HomeAsian AmericansArtist's showcase reflects family's history in Japanese internment camps

Artist’s showcase reflects family’s history in Japanese internment camps

Los Angeles-based artist Kelly Akashi debuted her first major museum solo showcase at the San José Museum of Art on Saturday. The showcase will run from September 3, 2022, through May 21, 2023.

According to the San José Museum of Art (SJMA), “Kelly Akashi: Formations” contains an overview of decades of work. It includes her newest work “Conjoined Tumbleweeds (2022),” which explores the impact of her father’s imprisonment at an internment camp in Poston, Arizona.

 “It wasn’t something my family wanted to talk about,” Akashi said to the SF Chronicle Datebook. “It was this very major part of my family’s history that I don’t really know a lot about.”

The exhibition contains 43 bronze and glass sculptures, installations and photographs, according to the SF Chronicle Datebook.

The third-generation Californian earned her bachelor’s degree from Otis College of Art and Design and a master’s in fine arts from the University of Southern California. Akashi trained in analog photography and became interested in photography’s connection to time.

The concept of time has since become a key element of her artwork.

Akashi is drawn to “old-world craft techniques,” stated the SJMA. These techniques include glass blowing and casting, bronze and silicone casting, rope making and candle making.
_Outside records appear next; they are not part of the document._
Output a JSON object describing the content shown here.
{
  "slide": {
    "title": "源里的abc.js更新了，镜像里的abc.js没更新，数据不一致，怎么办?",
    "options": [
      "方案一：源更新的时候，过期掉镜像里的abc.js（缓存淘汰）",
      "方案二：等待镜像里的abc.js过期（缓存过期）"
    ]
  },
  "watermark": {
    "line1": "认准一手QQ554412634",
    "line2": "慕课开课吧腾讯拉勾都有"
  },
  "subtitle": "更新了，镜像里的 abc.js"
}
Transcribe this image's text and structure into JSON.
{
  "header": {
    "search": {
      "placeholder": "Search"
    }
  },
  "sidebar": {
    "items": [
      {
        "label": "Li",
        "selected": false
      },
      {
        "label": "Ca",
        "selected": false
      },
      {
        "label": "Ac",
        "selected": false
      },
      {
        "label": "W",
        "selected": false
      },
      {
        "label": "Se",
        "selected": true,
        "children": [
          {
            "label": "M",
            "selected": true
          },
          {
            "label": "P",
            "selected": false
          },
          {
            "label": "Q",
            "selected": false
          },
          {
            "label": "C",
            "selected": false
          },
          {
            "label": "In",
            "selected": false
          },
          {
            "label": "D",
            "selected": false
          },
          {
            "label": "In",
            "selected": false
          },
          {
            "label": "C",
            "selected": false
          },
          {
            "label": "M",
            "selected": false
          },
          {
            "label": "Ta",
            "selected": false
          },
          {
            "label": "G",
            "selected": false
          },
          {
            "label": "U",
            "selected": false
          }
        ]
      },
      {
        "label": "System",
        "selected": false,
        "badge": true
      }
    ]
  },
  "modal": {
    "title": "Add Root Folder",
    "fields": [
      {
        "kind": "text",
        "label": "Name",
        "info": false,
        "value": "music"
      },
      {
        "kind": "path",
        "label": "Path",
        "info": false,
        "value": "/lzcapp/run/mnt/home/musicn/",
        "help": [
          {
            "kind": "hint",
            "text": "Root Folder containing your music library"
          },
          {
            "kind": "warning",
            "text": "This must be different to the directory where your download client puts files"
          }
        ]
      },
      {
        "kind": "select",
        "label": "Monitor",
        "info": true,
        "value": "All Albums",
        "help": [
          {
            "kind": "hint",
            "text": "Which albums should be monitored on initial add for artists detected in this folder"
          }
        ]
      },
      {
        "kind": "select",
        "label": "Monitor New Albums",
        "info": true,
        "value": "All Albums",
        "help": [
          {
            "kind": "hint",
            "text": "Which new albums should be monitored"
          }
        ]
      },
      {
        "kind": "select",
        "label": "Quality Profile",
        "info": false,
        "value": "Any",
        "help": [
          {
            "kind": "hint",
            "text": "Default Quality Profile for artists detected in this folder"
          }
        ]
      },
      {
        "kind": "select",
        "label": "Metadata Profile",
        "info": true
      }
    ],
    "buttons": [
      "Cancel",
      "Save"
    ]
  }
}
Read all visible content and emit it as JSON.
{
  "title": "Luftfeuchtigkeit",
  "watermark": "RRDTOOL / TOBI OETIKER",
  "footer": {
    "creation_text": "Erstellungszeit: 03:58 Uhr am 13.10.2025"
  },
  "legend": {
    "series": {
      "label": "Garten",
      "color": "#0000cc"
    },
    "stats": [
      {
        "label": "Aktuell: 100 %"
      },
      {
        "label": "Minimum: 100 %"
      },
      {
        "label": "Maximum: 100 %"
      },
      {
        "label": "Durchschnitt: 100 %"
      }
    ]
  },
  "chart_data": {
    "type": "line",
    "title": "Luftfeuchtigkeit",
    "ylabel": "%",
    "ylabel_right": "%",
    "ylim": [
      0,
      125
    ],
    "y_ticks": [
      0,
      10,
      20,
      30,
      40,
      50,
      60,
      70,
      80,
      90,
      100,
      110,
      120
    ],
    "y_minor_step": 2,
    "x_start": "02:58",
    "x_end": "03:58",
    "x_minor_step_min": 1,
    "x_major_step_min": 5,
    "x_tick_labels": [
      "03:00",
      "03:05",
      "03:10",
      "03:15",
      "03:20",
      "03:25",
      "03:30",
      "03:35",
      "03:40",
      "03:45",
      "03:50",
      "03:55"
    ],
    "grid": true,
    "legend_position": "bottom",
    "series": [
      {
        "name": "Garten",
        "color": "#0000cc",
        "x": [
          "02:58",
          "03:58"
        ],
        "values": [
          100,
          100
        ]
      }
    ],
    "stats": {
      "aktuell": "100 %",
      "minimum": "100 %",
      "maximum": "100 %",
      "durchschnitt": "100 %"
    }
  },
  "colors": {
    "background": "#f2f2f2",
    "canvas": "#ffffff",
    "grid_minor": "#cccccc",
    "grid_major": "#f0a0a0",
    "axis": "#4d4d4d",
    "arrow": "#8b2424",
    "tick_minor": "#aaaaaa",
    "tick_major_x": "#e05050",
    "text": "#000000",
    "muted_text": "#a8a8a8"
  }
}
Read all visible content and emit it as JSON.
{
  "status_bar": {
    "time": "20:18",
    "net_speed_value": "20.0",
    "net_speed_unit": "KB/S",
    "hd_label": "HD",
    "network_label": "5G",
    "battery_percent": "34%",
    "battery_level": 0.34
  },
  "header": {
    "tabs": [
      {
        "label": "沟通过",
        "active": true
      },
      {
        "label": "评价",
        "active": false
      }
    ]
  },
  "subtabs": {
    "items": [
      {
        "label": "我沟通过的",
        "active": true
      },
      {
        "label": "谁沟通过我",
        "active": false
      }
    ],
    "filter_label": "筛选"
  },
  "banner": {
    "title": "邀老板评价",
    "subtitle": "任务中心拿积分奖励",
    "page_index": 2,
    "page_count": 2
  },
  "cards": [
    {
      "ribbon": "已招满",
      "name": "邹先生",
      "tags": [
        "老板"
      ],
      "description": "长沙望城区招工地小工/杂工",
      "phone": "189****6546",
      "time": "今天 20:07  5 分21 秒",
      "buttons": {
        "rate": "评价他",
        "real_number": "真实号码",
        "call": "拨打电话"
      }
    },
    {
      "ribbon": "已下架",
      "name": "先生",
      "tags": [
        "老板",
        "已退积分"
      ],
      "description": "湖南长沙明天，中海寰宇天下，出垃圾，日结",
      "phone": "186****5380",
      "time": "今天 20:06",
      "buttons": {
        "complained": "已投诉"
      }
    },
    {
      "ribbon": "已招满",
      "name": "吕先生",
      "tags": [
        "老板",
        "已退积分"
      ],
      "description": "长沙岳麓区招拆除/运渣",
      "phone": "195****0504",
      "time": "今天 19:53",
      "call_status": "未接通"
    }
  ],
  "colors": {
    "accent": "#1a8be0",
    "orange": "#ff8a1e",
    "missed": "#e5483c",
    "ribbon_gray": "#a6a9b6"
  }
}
“Akashi uses a familiar language of craft—of skilled experience and material knowledge—in a way that draws from tradition, but reveals internal encounters, juxtapositions, and relationships that push towards transformation,” SJMA Senior Curator Lauren Schell Dickens said in a press release.

The SF Chronicle Datebook stated that Akashi viewed materials as having “strong memory.”

In January 2021, Akashi began visiting Poston after a friend brought up the possibility of trees at the abandoned camps being there during incarceration. Since then, Akashi visited the sites to gather items that now appear in her artwork.

“A lot of people’s families have hidden stories: things you know but you don’t know and you don’t have access to them anymore,” Akashi told SF Chronicle Datebook. “For me that journey is very personal to figure out how you want to access it. It’s hard to materialize. So I’m trying to materialize it.”